Stedman and Hutchinson, comps. A Library of American Literature:
An Anthology in Eleven Volumes. 1891.
Vols. IX–XI: Literature of the Republic, Part IV., 1861–1889

Marion Moore

By James Gowdy Clark (1830–1897)

[Born in Constantia, N. Y., 1830. Died in Pasadena, Cal., 1897. Poetry and Song. 1886.]

GONE art thou, Marion, Marion Moore,—

Gone like the bird in the autumn that singeth,

Gone like the flower by the wayside that springeth,

Gone like the leaf of the ivy that clingeth

Round the lone rock on a storm-beaten shore.

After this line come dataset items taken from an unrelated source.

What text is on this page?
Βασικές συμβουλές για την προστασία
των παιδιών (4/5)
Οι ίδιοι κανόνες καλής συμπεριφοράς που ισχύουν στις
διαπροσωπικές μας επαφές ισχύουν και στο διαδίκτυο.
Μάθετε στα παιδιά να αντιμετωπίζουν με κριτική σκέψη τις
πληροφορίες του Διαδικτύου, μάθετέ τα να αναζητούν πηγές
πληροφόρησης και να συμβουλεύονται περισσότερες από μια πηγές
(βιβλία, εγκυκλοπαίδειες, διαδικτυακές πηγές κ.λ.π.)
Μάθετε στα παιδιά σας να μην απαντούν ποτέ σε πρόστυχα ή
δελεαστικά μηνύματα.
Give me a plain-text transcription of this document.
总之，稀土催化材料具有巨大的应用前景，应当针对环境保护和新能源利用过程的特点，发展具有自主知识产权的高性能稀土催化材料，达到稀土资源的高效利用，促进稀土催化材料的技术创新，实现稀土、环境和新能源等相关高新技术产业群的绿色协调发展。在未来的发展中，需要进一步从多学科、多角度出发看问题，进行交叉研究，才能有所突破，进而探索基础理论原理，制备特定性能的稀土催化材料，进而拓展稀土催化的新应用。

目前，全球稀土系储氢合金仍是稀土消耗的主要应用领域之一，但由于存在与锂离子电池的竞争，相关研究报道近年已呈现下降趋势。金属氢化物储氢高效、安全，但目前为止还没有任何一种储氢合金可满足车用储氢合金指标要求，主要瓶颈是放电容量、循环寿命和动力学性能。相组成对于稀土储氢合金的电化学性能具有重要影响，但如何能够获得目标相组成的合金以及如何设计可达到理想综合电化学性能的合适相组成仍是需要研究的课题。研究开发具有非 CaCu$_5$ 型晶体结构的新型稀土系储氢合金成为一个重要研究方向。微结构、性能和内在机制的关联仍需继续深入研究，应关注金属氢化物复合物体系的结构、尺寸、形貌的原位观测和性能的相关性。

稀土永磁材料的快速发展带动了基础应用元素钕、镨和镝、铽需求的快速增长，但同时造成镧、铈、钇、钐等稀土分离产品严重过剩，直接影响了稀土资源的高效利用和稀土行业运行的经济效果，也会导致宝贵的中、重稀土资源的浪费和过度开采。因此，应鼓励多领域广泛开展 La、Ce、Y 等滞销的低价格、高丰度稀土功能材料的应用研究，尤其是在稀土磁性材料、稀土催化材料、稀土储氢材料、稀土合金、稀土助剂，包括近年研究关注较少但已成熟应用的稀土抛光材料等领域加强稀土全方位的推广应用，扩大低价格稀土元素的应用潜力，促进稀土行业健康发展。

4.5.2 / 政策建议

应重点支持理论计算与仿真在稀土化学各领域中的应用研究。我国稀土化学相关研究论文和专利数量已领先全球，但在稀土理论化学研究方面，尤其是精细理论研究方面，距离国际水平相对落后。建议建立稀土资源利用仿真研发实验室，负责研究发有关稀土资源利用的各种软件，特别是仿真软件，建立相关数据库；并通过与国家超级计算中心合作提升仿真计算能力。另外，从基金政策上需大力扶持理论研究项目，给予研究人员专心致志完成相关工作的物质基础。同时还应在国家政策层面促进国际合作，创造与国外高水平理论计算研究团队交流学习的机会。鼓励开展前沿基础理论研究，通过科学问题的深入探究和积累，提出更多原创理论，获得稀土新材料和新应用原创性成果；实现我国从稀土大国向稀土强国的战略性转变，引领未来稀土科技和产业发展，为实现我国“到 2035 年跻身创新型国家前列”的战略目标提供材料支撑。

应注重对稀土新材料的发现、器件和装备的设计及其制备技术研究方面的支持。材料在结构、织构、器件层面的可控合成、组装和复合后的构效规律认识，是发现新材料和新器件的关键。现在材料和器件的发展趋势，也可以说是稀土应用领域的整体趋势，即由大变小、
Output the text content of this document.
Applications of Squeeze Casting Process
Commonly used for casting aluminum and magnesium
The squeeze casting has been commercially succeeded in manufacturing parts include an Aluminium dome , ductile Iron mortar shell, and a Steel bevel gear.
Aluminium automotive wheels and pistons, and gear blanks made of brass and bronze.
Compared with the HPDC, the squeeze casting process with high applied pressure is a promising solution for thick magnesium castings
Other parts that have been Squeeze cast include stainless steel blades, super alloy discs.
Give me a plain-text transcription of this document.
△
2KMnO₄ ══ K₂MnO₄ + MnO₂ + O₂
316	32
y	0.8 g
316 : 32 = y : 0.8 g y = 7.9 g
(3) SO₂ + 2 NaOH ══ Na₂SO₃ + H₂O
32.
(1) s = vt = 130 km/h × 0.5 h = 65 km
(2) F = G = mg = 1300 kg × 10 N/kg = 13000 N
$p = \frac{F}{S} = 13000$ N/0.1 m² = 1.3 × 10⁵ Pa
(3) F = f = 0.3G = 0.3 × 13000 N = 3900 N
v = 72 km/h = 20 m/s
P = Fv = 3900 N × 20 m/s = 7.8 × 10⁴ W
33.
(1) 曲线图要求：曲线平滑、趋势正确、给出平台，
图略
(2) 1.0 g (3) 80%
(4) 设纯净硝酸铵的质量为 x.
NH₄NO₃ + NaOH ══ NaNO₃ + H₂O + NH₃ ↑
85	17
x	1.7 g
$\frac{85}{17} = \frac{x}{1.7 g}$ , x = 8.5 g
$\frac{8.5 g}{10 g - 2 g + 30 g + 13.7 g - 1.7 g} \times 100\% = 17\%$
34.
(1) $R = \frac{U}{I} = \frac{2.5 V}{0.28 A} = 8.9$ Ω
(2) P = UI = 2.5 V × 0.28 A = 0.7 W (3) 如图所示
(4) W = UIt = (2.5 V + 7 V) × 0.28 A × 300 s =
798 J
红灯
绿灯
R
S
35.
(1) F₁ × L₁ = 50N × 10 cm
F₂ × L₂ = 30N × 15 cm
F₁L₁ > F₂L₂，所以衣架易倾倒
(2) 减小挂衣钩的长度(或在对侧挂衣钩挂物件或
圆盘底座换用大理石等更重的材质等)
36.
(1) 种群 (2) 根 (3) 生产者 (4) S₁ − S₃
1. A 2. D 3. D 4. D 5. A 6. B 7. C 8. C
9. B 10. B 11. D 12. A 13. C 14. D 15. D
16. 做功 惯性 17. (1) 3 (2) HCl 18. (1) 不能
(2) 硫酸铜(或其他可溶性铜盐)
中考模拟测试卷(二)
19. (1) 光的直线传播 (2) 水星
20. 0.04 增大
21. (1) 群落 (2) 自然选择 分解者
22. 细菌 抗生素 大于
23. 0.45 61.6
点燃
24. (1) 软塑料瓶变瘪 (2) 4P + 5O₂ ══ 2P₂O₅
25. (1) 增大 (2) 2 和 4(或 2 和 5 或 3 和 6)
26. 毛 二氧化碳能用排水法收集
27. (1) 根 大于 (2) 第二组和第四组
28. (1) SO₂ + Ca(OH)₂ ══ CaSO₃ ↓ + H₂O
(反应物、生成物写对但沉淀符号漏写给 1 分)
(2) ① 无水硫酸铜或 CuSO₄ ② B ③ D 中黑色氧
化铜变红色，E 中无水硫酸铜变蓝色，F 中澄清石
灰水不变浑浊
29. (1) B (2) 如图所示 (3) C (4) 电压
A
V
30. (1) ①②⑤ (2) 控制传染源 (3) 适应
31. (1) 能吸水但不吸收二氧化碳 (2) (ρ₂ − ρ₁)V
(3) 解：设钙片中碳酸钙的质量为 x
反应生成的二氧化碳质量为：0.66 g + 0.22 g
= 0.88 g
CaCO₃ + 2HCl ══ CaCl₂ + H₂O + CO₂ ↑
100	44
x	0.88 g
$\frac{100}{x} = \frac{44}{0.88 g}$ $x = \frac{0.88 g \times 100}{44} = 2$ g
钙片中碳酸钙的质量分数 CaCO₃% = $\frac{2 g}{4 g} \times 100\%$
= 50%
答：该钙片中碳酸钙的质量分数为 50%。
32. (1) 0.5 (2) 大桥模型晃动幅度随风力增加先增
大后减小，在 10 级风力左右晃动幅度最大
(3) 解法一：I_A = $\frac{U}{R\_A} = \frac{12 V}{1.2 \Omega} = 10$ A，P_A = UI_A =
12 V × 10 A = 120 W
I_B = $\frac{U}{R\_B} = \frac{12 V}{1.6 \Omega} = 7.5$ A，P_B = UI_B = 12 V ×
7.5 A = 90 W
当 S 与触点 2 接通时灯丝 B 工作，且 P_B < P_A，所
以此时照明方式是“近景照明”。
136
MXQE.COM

Dear wert thou, Marion, Marion Moore,—

Dear as the tide in my broken heart throbbing;

Dear as the soul o’er thy memory sobbing.

Sorrow my life of its roses is robbing,

Wasting is all the glad beauty of yore.

I will remember thee, Marion Moore,—

I shall remember, alas, to regret thee;

I will regret when all others forget thee;

Deep in my breast will the hour that I met thee

Linger and burn till life’s fever is o’er.

Gone art thou, Marion, Marion Moore,—

Gone like the breeze o’er the billow that bloweth,

Gone as the rill to the ocean that floweth,

Gone as the day from the gray mountain goeth,

Darkness behind thee, but glory before.

Peace to thee, Marion, Marion Moore,—

Peace which the queens of the earth cannot borrow,

Peace from a kingdom that crowned thee with sorrow:

Oh! to be happy with thee on the morrow,

Who would not fly from this desolate shore?